Background: In children with severe rheumatic disease (RD), treatment with corticosteroids (CS) is frequently needed and growth retardation and osteopenia may develop. A beneficial effect of human growth hormone (hGH) has been reported but mostly in trials without a control group.

Aims: To study the effect of hGH on growth, bone mineral density (BMD), and body composition, taking the disease activity and CS use into account.

Methods: Randomised controlled trial on 17 prepubertal RD patients with growth retardation and/or decreased BMD. The hGH group (n = 10) received treatment with hGH 4 IU/m2/day (∼0.045 mg/kg/day) during two years. The controls (n = 7) received no GH treatment.

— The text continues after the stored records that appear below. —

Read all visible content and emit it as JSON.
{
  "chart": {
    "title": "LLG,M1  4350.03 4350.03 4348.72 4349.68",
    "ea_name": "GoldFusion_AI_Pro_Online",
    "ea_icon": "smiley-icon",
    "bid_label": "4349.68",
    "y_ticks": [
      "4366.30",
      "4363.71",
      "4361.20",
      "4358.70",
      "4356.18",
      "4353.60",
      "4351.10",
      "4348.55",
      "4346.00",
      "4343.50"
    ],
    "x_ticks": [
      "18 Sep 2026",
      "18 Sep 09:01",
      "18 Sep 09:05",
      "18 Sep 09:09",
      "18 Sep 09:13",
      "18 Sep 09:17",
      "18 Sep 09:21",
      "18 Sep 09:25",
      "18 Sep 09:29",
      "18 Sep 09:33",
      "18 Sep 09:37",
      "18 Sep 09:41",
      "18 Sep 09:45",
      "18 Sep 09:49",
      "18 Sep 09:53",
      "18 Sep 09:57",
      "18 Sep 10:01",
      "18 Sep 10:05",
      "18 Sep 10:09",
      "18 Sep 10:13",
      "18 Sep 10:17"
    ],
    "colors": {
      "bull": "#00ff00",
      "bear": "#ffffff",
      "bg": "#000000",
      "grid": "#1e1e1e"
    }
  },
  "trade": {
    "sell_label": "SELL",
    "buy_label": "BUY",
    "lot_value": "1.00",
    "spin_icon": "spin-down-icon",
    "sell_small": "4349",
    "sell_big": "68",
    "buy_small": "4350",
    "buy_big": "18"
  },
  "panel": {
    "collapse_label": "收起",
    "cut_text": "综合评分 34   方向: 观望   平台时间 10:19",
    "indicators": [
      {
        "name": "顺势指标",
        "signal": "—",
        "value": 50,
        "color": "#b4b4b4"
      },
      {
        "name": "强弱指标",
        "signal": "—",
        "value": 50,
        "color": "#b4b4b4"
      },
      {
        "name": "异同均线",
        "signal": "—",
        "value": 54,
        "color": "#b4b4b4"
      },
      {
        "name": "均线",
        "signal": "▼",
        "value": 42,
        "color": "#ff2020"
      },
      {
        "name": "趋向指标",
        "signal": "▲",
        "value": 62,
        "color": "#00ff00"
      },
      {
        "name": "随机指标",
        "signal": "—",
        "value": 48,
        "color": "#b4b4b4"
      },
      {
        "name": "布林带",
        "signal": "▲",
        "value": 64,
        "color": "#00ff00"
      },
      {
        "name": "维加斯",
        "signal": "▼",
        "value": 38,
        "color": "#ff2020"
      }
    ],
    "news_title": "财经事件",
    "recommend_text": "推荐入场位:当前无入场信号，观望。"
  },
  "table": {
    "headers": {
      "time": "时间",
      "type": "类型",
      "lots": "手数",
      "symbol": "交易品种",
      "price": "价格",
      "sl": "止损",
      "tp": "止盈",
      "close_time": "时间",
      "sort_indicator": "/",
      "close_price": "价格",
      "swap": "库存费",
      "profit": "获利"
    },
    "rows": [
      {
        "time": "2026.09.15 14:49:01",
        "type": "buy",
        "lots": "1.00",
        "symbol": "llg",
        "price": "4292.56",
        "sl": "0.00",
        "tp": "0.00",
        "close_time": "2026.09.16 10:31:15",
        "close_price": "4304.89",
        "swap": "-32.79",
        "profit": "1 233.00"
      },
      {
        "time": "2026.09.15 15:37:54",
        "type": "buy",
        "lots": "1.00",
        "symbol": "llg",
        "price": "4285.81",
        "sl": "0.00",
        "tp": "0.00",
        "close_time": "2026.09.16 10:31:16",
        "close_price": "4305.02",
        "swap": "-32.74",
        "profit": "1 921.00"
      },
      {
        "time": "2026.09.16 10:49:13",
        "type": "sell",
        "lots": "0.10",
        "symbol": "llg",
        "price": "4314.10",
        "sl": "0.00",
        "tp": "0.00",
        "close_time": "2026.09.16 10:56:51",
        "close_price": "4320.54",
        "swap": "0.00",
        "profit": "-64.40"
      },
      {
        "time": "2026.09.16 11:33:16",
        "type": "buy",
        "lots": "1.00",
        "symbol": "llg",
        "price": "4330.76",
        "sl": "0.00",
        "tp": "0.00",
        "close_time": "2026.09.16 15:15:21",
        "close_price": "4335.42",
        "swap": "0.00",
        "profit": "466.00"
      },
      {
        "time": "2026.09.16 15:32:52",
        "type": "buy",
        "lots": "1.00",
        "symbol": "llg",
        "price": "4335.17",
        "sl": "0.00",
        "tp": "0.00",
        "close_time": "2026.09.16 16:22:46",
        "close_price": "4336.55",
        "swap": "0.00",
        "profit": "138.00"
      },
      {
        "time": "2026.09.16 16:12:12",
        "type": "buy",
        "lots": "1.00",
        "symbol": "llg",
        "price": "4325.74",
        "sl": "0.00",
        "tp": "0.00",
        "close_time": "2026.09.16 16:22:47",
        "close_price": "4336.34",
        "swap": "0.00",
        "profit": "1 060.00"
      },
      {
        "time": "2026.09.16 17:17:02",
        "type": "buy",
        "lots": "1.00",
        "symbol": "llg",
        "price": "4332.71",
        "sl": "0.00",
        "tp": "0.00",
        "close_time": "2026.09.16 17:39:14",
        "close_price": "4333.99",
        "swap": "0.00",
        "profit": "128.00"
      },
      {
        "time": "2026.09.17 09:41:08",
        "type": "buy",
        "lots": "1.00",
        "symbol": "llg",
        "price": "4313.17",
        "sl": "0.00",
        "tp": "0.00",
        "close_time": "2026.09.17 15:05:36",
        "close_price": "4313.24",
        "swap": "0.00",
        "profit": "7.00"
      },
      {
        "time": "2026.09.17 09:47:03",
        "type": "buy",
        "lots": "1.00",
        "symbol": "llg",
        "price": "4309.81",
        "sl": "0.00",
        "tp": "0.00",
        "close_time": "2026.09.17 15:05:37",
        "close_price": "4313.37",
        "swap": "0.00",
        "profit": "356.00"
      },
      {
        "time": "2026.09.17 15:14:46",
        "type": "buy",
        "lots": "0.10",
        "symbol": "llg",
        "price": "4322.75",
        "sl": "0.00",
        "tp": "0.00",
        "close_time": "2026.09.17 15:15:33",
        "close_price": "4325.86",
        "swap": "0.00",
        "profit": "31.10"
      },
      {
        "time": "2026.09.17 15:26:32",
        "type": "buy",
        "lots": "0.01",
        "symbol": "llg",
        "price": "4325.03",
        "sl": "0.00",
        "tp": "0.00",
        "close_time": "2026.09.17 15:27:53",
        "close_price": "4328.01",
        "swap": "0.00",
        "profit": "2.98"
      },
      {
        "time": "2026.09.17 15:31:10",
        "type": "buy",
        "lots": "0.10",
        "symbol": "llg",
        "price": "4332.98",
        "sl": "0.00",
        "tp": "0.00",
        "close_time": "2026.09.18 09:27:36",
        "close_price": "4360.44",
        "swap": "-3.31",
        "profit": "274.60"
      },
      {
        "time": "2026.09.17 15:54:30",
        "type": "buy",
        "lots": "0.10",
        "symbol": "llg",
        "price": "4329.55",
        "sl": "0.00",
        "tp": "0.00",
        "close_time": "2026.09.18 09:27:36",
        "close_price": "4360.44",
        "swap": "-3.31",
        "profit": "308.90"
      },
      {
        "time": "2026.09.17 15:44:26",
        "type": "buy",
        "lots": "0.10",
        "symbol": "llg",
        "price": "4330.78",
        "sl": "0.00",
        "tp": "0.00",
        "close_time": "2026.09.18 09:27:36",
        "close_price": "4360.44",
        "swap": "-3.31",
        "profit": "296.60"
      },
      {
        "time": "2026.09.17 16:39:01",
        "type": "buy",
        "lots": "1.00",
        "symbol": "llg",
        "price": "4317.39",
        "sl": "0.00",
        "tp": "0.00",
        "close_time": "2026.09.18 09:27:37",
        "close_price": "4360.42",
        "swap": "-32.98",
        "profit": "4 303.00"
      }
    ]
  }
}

Results: During the two year study period the disease activity, and use of CS and methotrexate (MTX) did not differ between the groups. There was a significant mean increase in height standard deviation score (HSDS) in the hGH group (0.42±0.16 SDS) and a non-significant decrease in the controls (−0.18±0.11 SDS). Change in BMD did not differ significantly between the groups, although the increase in BMD for lumbar spine within the hGH group was significant. Lean body mass improved significantly in the hGH group compared to controls (0.64±0.19 SDS versus −0.20±0.17 SDS), while the decrease in percentage fat was not significant.

Conclusions: There was a significant effect of hGH on growth and lean body mass, but a longer duration of treatment might be necessary to evaluate the effect of hGH on BMD.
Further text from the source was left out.